The SNR2 values in our dataset range from 14.4 to 121.8, with an average of 46.6. The specific values for SNR, EFC, and CJV data are shown in Fig. 7.

Fig. 7
figure 7

Distribution of SNR and EFC, CJV of MRI data. The SNR actually uses the SNR2 metrics provide by MRQy, and the calculation method is the average value of the foreground block divided by the average value of the standard deviation of the background block. EFC and CJV are also metrics of MRQy output.

Based on the calculated SNR2 values, we think that the noise inherent in the data can be ignored. In Fig. 8, we present images of cases from the UMD dataset with different SNR values to reflect the quality of our data.

Fig. 8
figure 8

Case examples for different SNR. The SNR keeps getting higher from left to right and from top to bottom(the larger the SNR value, the higher the quality of the MRI).

Uniformity of strength

Usually, when the MRI intensity is uneven, the quality of the MRI will decrease. Our MRI data collection equipment is regularly inspected to avoid issues of uneven intensity. At the same time, three doctors observed the MRI data to ensure that there was uneven intensity in the data.

Motion artifact

Motion artifact is caused by voluntary or involuntary movement of the human body, resulting in image blurring. The severity of motion artifact can be evaluated based on visual observation by doctors. Our dataset has been observed by three doctors, who confirmed that the impact of motion artifact is minimal. If not necessary, we prefer to minimize manual processing of the original data, so we did not remove motion artifact from the dataset.

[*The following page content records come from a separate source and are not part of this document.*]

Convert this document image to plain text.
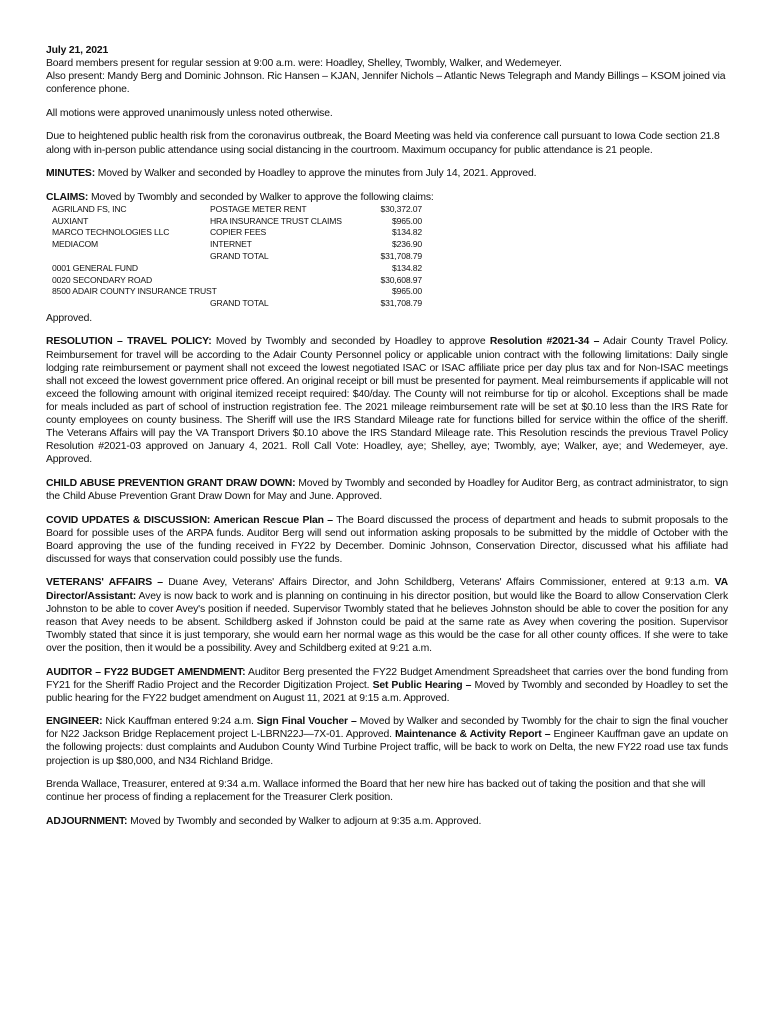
July 21, 2021
Board members present for regular session at 9:00 a.m. were: Hoadley, Shelley, Twombly, Walker, and Wedemeyer.
Also present: Mandy Berg and Dominic Johnson. Ric Hansen – KJAN, Jennifer Nichols – Atlantic News Telegraph and Mandy Billings – KSOM joined via conference phone.

All motions were approved unanimously unless noted otherwise.

Due to heightened public health risk from the coronavirus outbreak, the Board Meeting was held via conference call pursuant to Iowa Code section 21.8 along with in-person public attendance using social distancing in the courtroom. Maximum occupancy for public attendance is 21 people.

MINUTES: Moved by Walker and seconded by Hoadley to approve the minutes from July 14, 2021. Approved.

CLAIMS: Moved by Twombly and seconded by Walker to approve the following claims:
AGRILAND FS, INC	POSTAGE METER RENT	$30,372.07
AUXIANT	HRA INSURANCE TRUST CLAIMS	$965.00
MARCO TECHNOLOGIES LLC	COPIER FEES	$134.82
MEDIACOM	INTERNET	$236.90
GRAND TOTAL	$31,708.79
0001 GENERAL FUND	$134.82
0020 SECONDARY ROAD	$30,608.97
8500 ADAIR COUNTY INSURANCE TRUST	$965.00
GRAND TOTAL	$31,708.79

Approved.

RESOLUTION – TRAVEL POLICY: Moved by Twombly and seconded by Hoadley to approve Resolution #2021-34 – Adair County Travel Policy. Reimbursement for travel will be according to the Adair County Personnel policy or applicable union contract with the following limitations: Daily single lodging rate reimbursement or payment shall not exceed the lowest negotiated ISAC or ISAC affiliate price per day plus tax and for Non-ISAC meetings shall not exceed the lowest government price offered. An original receipt or bill must be presented for payment. Meal reimbursements if applicable will not exceed the following amount with original itemized receipt required: $40/day. The County will not reimburse for tip or alcohol. Exceptions shall be made for meals included as part of school of instruction registration fee. The 2021 mileage reimbursement rate will be set at $0.10 less than the IRS Rate for county employees on county business. The Sheriff will use the IRS Standard Mileage rate for functions billed for service within the office of the sheriff. The Veterans Affairs will pay the VA Transport Drivers $0.10 above the IRS Standard Mileage rate. This Resolution rescinds the previous Travel Policy Resolution #2021-03 approved on January 4, 2021. Roll Call Vote: Hoadley, aye; Shelley, aye; Twombly, aye; Walker, aye; and Wedemeyer, aye. Approved.

CHILD ABUSE PREVENTION GRANT DRAW DOWN: Moved by Twombly and seconded by Hoadley for Auditor Berg, as contract administrator, to sign the Child Abuse Prevention Grant Draw Down for May and June. Approved.

COVID UPDATES & DISCUSSION: American Rescue Plan – The Board discussed the process of department and heads to submit proposals to the Board for possible uses of the ARPA funds. Auditor Berg will send out information asking proposals to be submitted by the middle of October with the Board approving the use of the funding received in FY22 by December. Dominic Johnson, Conservation Director, discussed what his affiliate had discussed for ways that conservation could possibly use the funds.

VETERANS' AFFAIRS – Duane Avey, Veterans' Affairs Director, and John Schildberg, Veterans' Affairs Commissioner, entered at 9:13 a.m. VA Director/Assistant: Avey is now back to work and is planning on continuing in his director position, but would like the Board to allow Conservation Clerk Johnston to be able to cover Avey's position if needed. Supervisor Twombly stated that he believes Johnston should be able to cover the position for any reason that Avey needs to be absent. Schildberg asked if Johnston could be paid at the same rate as Avey when covering the position. Supervisor Twombly stated that since it is just temporary, she would earn her normal wage as this would be the case for all other county offices. If she were to take over the position, then it would be a possibility. Avey and Schildberg exited at 9:21 a.m.

AUDITOR – FY22 BUDGET AMENDMENT: Auditor Berg presented the FY22 Budget Amendment Spreadsheet that carries over the bond funding from FY21 for the Sheriff Radio Project and the Recorder Digitization Project. Set Public Hearing – Moved by Twombly and seconded by Hoadley to set the public hearing for the FY22 budget amendment on August 11, 2021 at 9:15 a.m. Approved.

ENGINEER: Nick Kauffman entered 9:24 a.m. Sign Final Voucher – Moved by Walker and seconded by Twombly for the chair to sign the final voucher for N22 Jackson Bridge Replacement project L-LBRN22J—7X-01. Approved. Maintenance & Activity Report – Engineer Kauffman gave an update on the following projects: dust complaints and Audubon County Wind Turbine Project traffic, will be back to work on Delta, the new FY22 road use tax funds projection is up $80,000, and N34 Richland Bridge.

Brenda Wallace, Treasurer, entered at 9:34 a.m. Wallace informed the Board that her new hire has backed out of taking the position and that she will continue her process of finding a replacement for the Treasurer Clerk position.

ADJOURNMENT: Moved by Twombly and seconded by Walker to adjourn at 9:35 a.m. Approved.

The data we provide has been manually reviewed (subjective evaluation) many times to eliminate inappropriate cases (cases with severe artifacts and cases where foreground and background, object outlines, textures, etc. cannot be distinguished due to other factors), and through professional software (MRQy) for objective assessment. The image quality of the 300 cases we provided is relatively high.

Usage Notes

As a large-scale dataset, our work obtained MRI images of uterine myomas from 300 patients aged 21–86 years. These data provide a good data foundation and rich data support for artificial intelligence-based clinical diagnosis research of uterine myomas.

Through the study of these data, we can better analyze the distribution and classification of uterine myomas from the perspective of imaging and clinicopathology. The method of artificial intelligence can help clinicians analyze and recognize the imaging performance of uterine myomas. At the same time, it can quantitatively study the classification basis of uterine myomas based on the FIGO classification standard, so as to minimize the experience gap between different doctors.

Although we believe that this dataset is a unique resource for studying the distribution and classification of uterine myomas, we also acknowledge its limitations. The dataset published in this article only focuses on uterine myomas in pathological research and does not target other common gynecological diseases, such as cervical cancer and endometrial cancer. Meanwhile, the data set used in this paper is only studied on the T2W sagittal plane, the image representation under multi-magnetic field information and multi-angle three-dimensional information are not further studied.